PICC
I'm on a PICC line. PICC stands for Perhipheral Something Something Catheter. It's basically an IV tube that goes into my inner bicep at about the spot where I'd have a tattoo saying "MOM," if I had a tattoo saying "MOM." Only, instead of stopping there, it runs--inside me--on up into my chest cavity. The only evidence I have of it running up there are word of mouth, a few diagrams, and a murky X-Ray a technician was kind enough to show me. I don't feel anything in there, though, sometimes, going to bed at night, I get the illusion that I can feel it there, resting inside me.
The only overt evidence that the PICC line is anything other than a regular IV are the little black sutures holding it in place. It took me a while to look at those without squirming, but eventually these sentimentalities dimininish.
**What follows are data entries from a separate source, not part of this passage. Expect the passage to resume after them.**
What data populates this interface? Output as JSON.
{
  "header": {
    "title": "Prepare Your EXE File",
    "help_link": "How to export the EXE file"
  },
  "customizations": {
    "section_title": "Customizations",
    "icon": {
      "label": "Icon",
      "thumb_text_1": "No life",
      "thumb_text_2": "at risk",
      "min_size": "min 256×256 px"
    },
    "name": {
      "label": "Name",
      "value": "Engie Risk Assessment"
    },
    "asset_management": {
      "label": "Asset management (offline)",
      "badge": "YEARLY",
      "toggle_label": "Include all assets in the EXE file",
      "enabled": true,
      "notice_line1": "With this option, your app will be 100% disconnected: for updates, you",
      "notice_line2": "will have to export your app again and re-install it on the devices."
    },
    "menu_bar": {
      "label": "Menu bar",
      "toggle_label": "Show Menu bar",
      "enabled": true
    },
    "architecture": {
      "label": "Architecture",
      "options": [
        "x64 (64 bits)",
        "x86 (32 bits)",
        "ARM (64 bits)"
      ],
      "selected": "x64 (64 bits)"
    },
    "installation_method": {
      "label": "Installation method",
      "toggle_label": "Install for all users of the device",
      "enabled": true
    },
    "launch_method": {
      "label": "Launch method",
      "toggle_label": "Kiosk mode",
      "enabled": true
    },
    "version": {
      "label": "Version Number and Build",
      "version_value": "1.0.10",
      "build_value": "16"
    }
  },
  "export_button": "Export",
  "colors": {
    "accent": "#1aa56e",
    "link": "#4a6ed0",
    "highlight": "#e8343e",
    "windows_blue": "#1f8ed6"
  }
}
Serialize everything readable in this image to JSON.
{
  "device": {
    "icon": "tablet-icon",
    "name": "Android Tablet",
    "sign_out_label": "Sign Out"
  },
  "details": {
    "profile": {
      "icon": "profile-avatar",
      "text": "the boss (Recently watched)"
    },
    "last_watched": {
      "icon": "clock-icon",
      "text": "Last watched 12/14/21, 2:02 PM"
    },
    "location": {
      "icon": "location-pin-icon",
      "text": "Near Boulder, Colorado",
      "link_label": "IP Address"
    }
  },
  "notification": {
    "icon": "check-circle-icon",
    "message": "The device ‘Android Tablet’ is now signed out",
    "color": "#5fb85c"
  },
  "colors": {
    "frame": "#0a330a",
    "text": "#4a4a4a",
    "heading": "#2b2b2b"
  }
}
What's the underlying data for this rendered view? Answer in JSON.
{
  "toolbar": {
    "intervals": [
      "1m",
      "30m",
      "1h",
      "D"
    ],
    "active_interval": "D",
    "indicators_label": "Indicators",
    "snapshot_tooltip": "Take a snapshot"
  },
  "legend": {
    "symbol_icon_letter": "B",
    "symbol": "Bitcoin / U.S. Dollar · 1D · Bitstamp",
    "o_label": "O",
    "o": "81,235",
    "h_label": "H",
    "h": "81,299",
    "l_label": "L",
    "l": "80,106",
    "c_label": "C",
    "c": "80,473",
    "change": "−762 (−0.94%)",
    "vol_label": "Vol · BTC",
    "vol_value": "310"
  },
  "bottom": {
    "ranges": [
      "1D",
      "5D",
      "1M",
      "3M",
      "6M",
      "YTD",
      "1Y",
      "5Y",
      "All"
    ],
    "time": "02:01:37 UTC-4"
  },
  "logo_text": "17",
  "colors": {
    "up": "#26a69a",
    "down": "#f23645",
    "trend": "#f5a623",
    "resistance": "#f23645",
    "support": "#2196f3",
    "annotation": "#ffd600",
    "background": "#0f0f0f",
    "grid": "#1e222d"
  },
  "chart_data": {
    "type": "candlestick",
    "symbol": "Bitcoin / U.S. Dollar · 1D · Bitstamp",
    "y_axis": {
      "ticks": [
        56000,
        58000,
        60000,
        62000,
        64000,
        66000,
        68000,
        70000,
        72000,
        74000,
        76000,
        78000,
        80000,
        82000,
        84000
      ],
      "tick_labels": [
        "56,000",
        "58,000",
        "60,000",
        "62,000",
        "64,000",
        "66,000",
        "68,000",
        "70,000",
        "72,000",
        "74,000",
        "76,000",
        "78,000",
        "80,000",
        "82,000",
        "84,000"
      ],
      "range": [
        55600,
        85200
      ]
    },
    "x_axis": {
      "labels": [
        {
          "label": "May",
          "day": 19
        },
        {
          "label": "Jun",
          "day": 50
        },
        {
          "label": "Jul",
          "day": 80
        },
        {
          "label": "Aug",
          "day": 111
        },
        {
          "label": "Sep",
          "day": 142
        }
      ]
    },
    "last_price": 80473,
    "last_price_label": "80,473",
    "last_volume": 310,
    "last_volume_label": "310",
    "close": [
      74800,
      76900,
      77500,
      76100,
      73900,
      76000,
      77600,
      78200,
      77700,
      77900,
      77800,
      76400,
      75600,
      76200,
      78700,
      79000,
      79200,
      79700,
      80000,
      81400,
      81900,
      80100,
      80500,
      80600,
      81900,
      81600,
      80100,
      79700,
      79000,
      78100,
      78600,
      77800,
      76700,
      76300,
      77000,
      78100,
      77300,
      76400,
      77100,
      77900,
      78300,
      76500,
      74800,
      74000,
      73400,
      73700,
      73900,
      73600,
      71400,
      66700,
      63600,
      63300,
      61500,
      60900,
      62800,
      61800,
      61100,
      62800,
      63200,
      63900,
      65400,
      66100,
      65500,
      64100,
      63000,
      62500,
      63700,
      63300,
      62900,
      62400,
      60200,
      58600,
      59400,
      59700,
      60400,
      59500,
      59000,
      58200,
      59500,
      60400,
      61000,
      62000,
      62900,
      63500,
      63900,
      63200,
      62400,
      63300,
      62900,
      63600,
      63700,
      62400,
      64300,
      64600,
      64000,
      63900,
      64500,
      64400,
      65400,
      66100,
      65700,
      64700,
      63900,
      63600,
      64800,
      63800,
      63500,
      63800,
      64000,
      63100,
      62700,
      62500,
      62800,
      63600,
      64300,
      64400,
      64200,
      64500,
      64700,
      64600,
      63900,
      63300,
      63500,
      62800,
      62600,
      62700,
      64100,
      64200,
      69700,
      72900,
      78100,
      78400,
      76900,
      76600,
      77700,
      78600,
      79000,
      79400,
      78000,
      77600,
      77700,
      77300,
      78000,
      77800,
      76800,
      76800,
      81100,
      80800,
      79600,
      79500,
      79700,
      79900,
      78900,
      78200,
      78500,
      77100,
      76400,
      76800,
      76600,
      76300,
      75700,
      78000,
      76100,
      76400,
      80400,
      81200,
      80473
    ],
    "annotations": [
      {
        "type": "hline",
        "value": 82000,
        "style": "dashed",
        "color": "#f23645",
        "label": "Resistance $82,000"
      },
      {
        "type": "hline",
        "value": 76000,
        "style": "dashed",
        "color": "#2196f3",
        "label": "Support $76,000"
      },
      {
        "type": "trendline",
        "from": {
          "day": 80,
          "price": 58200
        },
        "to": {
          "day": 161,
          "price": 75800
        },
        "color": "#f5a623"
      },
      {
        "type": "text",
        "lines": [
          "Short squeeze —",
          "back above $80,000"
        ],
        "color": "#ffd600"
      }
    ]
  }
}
The initial installation of the PICC line was far more frightening than painful. Preparation involved a special table, a special armrest, several applications of a special sterile gel, several varieties of special cloth swathing my arm, special machines to monitor my chest and guide the line in...I doubt that an Inca, sacrificed to his sun god, was opened up with much more pomp and ritual. The procedure itself, though, was pure anticlimax. A little pinprick of novacaine, a few odd sensations, and the thing was done, sealed under a little clear plastic window like a particularly flat and dreary shoebox diorama.
It was the PICC line that fed me the week of Cladribine, and that fed me my four antibiotics and an an antifungal (now reduced to two antibiotics and a diferent antifungal) during my fever week. And every day at 5 am(no one seems to know why that choice of hour is necessary), a nurse comes by and reverses the flow, drawing blood straight from my heart into her test tubes for another round at the lab. I'll probably go home with the PICC line still in me, against the probability of further transfusions and blood draws in the weeks to come. I'll have to learn to flush it out with saline twice a day, but I've been watching the procedure so long that it almost feels like I already know how. A PICC line, well maintained and uninfected, can remain in place for up to two months.